My Tranquil War by Anis Shivani (A Review by Kate Schapira)

 

NYQ Books

136 pgs/$16.95

            When a writer chooses their ground, there’s no point in fussing that a different arena might have served their efforts better. Writers ask us to meet them at a particular set of coordinates; we can show up or not. Anis Shivani has chosen the terrain of human cultural artifacts—paintings, poems, novels, films, and narrations of history—on which to restage the colonial era’s shocks, gashes and reverberations. These poems reminded me of Teju Cole’s much retweeted and reposted Twitter series “Seven Short Stories About Drones”: famous opening sentences of novels (largely, but not only, from the Western canon) ruptured irreparably by drone attack. The implications were clear and inescapable: all these things are ruined by how they were made. The war of their making must be apparent in them; all other readings are dishonest.

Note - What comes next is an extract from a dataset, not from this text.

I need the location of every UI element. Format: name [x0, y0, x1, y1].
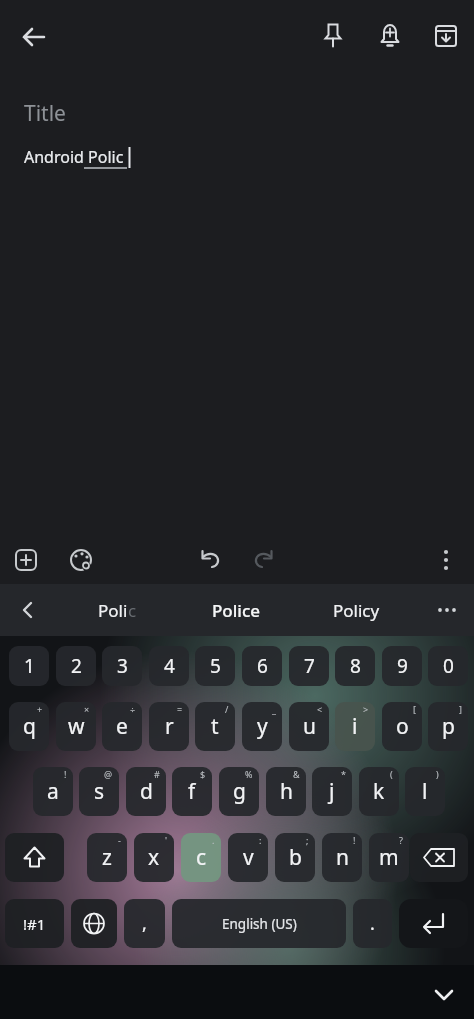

Where Cole maintained his efforts just long enough to bring us past the point where the point is made and to the moment where it sickens us, Shivani’s poems dig in. There’s a degree of almost puritanical relish for the tackiness and shoddiness of the hangover you get from mixing imperialism with liberalism:

“Unburdening Tennessee mountain-skies faint, then repaint
our polyester faces (denied since the seventies, Wal-Mart homes
vacant for boomeranging jibes), our nylon faces stripped
of gesture.

                                                                              …Graduates,

sit and take refuge in the emperor-president’s speech, disrobe
yourself of benign platitudes (those you learned in Shakespeare
and Plato), we’re about to launch into the journey of (corporate)
life where you find your umbilical cord stretched to infinity.